Mar 3, 2012; Milwaukee, WI, USA; A Big East banner is displayed during the game between the Georgetown Hoyas and Marquette Golden Eagles at the Bradley Center. Marquette defeated Georgetown 83-69. Mandatory Credit: Jeff Hanisch-US PRESSWIRE

Being Vindictive Will Not Help The Big East

If you haven’t heard yet, the Big East released the pairings for this year’s Big East/SEC Challenge yesterday. There are a lot of great match ups, highlighted by Kentucky traveling to South Bend to take on Notre Dame on November 29. Like always with the Big East however, communication and questionable leadership have stirred up more problems with two programs within the conference.

Jan 16, 2012; Syracuse, NY, USA; Syracuse Orange forward C.J. Fair (center) fights for possession of the ball with Pittsburgh Panthers guard Cameron Wright (3) and forward J.J. Moore (right) during the game at the Carrier Dome. Mandatory Credit: Richard Mackson-US PRESSWIRE

Coincidentally enough, the two programs involved are Syracuse and Pittsburgh, who are off to greener pastures hopefully sooner rather than later. Pittsburgh was promised a home game in this year’s challenge but never received one, while Syracuse was scheduled to play at Arkansas and already has scheduling conflicts for the weekend in question. Both athletic directors came out swinging after the schedule was released.

“We discovered the day before the announcement,” Pittsburgh athletic director Steve Pederson said. “On June 1, to try to find a good home game, that’s very difficult. (The Big East) put us in a very difficult situation. I’m disappointed for our players because we were clearly under the impression from numerous conversations that we were in it and we were going to play a home game,” he said. “(Coach Jamie Dixon) has been holding a spot on the schedule, and somebody could have told us three months ago.”

Syracuse athletic director Daryl Gross shared his distaste for the lack of communication and cooperation in an e-mail sent out to Big East athletic directors, coaches, and administrators.

“OJ (Tom Odjakjian) this is premature as we are over committed and can’t play at this point. I wish we could have an agreement as you have put us all in what could be an embarrassing situation. We are not confirmed. I find it amazing that there is no discussion to make a better plan. We have been collegial with the Big East yet it appears that there is no willingness to cooperate.”

Mar 3, 2012; Syracuse, NY, USA; Syracuse Orange players hoist the Big East regular season championship trophy after the game against the Louisville Cardinals at the Carrier Dome. Richard Mackson-US PRESSWIRE

My question here is, who is this actually benefitting? You put Syracuse in the challenge because they are the winningest program in the conference and defending conference champion, and that’s great. But if you were putting teams in to the challenge based off of success, why not have the most successful program conference wise in the past 5-10 years in as well with the Pittsburgh Panthers? And why tell them they are going to have a home game in this thing if they were never going to be included at all?

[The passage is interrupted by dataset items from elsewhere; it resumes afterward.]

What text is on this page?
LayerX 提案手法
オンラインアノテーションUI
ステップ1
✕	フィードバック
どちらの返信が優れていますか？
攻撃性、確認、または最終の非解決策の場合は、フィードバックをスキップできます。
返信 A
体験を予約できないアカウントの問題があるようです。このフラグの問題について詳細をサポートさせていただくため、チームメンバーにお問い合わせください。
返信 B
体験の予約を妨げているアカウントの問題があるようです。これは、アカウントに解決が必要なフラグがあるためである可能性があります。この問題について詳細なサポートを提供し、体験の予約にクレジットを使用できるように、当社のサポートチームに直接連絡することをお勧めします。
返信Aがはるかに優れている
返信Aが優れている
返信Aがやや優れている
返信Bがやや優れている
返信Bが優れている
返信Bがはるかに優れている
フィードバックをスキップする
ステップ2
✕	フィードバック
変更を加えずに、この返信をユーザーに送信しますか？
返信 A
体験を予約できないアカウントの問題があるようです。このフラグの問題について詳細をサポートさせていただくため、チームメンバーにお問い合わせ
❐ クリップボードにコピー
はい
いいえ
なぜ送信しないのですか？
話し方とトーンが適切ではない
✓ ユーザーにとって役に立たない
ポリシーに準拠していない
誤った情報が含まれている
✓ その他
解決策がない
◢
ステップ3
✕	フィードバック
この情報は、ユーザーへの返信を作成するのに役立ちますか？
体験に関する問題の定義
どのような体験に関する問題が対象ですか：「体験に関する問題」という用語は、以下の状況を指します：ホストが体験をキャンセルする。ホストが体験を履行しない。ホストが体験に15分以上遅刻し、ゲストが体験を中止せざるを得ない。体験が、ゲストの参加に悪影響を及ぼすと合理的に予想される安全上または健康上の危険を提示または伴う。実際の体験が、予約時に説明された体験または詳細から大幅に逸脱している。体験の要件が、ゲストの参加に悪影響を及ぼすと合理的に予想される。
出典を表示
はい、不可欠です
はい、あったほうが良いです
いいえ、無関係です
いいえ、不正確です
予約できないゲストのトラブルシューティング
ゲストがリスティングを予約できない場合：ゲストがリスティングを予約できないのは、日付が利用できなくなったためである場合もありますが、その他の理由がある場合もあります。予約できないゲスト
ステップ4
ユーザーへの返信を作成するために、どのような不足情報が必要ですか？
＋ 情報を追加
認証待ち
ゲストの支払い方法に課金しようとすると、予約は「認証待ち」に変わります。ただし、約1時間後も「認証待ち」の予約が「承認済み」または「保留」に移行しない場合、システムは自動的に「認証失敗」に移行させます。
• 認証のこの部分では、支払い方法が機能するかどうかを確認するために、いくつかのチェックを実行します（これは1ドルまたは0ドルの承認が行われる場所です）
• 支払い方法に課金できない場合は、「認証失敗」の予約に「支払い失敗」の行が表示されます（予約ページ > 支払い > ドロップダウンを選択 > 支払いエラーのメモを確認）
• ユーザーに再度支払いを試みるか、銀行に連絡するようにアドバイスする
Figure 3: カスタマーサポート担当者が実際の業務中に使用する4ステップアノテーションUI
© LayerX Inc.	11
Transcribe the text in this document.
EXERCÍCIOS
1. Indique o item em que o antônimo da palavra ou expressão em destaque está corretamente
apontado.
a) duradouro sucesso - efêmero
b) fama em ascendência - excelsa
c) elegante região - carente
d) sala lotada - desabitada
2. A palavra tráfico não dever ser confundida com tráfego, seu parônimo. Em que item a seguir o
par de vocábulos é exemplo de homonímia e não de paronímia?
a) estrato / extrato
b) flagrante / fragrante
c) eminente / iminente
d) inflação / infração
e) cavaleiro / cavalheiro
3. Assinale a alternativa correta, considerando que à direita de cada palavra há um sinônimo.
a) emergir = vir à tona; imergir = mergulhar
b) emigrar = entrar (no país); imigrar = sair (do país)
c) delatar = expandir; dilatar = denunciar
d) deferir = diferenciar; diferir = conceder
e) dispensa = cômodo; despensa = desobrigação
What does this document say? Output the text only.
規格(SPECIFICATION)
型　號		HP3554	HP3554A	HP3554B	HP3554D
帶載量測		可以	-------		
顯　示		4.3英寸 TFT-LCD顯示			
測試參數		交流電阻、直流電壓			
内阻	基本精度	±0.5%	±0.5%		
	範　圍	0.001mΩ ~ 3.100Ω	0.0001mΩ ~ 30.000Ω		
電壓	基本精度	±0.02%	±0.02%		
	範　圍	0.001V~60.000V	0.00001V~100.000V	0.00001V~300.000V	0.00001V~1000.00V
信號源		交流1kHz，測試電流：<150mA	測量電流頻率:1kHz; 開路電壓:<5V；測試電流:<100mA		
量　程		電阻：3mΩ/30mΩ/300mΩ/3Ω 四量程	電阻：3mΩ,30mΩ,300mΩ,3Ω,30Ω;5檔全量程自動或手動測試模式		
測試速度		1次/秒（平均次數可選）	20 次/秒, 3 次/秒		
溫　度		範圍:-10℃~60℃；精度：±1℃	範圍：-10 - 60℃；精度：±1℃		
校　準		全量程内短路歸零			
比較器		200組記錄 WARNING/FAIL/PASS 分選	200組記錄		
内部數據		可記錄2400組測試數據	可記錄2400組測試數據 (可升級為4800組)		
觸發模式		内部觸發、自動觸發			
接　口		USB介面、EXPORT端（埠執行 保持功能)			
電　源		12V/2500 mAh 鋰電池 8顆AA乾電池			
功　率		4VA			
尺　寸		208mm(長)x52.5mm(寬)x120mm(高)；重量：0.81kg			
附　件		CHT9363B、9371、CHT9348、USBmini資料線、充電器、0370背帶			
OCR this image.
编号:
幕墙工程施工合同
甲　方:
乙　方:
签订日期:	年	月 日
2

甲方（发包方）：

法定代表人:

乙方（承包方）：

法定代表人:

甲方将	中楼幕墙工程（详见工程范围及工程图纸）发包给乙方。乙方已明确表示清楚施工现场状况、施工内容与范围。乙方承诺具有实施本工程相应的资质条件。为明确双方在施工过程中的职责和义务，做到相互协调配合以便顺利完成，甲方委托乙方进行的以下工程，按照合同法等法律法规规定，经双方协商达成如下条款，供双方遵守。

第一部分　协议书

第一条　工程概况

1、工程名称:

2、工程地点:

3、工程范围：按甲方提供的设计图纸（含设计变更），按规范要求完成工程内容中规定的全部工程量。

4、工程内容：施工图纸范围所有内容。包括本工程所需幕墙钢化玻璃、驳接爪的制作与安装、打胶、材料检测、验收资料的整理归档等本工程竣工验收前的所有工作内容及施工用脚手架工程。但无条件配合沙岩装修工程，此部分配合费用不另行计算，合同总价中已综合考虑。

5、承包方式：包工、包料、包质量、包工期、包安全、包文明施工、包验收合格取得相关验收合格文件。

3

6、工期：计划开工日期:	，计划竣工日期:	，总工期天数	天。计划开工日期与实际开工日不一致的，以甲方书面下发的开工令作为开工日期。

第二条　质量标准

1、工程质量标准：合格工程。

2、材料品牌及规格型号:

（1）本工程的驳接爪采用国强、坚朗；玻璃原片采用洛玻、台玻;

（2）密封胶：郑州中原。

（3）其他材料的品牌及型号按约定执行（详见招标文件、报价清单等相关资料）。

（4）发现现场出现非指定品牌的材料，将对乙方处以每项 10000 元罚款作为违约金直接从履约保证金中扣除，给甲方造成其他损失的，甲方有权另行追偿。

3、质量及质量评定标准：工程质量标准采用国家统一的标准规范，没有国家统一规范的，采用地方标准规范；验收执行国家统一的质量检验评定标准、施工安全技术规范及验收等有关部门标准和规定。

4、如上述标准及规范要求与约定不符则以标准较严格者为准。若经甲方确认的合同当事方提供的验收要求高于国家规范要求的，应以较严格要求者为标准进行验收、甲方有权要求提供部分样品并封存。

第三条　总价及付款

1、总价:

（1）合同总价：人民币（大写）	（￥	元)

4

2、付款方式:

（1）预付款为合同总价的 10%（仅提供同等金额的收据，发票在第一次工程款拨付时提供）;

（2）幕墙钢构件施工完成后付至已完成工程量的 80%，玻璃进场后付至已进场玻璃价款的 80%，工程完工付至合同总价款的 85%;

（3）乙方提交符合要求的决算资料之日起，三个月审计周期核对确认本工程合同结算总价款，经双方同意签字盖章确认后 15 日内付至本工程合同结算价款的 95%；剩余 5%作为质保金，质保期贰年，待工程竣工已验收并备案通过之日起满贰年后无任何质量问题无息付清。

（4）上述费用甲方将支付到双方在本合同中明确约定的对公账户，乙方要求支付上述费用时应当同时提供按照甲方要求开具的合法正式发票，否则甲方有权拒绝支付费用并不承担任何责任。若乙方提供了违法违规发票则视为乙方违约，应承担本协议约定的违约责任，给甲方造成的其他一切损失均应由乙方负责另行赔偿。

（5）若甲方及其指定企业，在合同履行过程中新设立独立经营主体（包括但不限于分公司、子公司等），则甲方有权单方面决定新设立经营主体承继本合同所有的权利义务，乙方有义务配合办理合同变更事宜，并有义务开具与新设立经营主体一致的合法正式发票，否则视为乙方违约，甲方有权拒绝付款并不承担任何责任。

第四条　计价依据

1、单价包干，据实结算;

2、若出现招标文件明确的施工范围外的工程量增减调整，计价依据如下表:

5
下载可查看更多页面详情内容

Because the Big East is vindictive and bitter, plain and simple. And this vindictive attitude is hurting the conference more than helping it. Will it make the current school presidents happy that the Big East is attempting to stick it to Syracuse and Pittsburgh? Maybe some of them.

But how does this look to a team who is thinking of joining the conference? You can join what will still be a very good basketball conference along with a second tier football conference. You have a meager TV deal in place in comparison to all other major conferences, and if you ever cross us we will provide you with false information and make things as difficult as we possibly can for you.

TCU must be thanking their lucky stars that they got to back out of this disaster before they even started. This situation makes the Big East look petty, bitter, and absolutely ridiculous in a time where they need to show strong leadership more than ever following the ousting of John Marinatto. But instead they would rather play games with two teams that could care less about them anymore.

I can only speak to the Syracuse side of things and not the Pittsburgh perspective, but Syracuse University has not filed any kind of lawsuit and has seemingly cooperated fully with the Big East’s demands. There is absolutely no doubt in my mind Daryl Gross would love to go to the ACC as soon as possible and start receiving that increase in revenue that comes with the new conference.

As soon as the announcement was made that Syracuse was leaving, the Big East immediately came out and declared that both Syracuse and Pitt would be forced to stay 27 months unless they wanted to pay a ridiculously high buyout fee, and Syracuse respected the decision. I’m not saying they aren’t negotiating some kind of earlier release, but there has been no scrutiny publicly from Gross to show disrespect.

If anything, Gross has shown the Big East more respect than anyone. He has said as much numerous times, including last December at the IMG Intercollegiate Athletics Forum.

“We’ve been respectful of the entire process. With John making his announcement today I think they’re putting together what the new Big East is going to look like. As they go forward to put together multimedia deals and all that stuff, they’re going to need us to move out of the way. We’re waiting for that. We want our departure to be more of a mutual respect for each other.”

Well that makes one of us. With this latest snafu, it appears the Big East would rather be difficult rather than mature, and schools on the outside will without a doubt take note.

I for one originally wanted to see one more athletic year in the Big East following 2012-2013, but the more I read about the leadership at the top of the conference, the more I agree with the decision to move for more than monetary reasons, and the sooner I want to do it. Syracuse and Pittsburgh did not kill the Big East as we know it.

The Big East killed the Big East, and there are no two ways about it.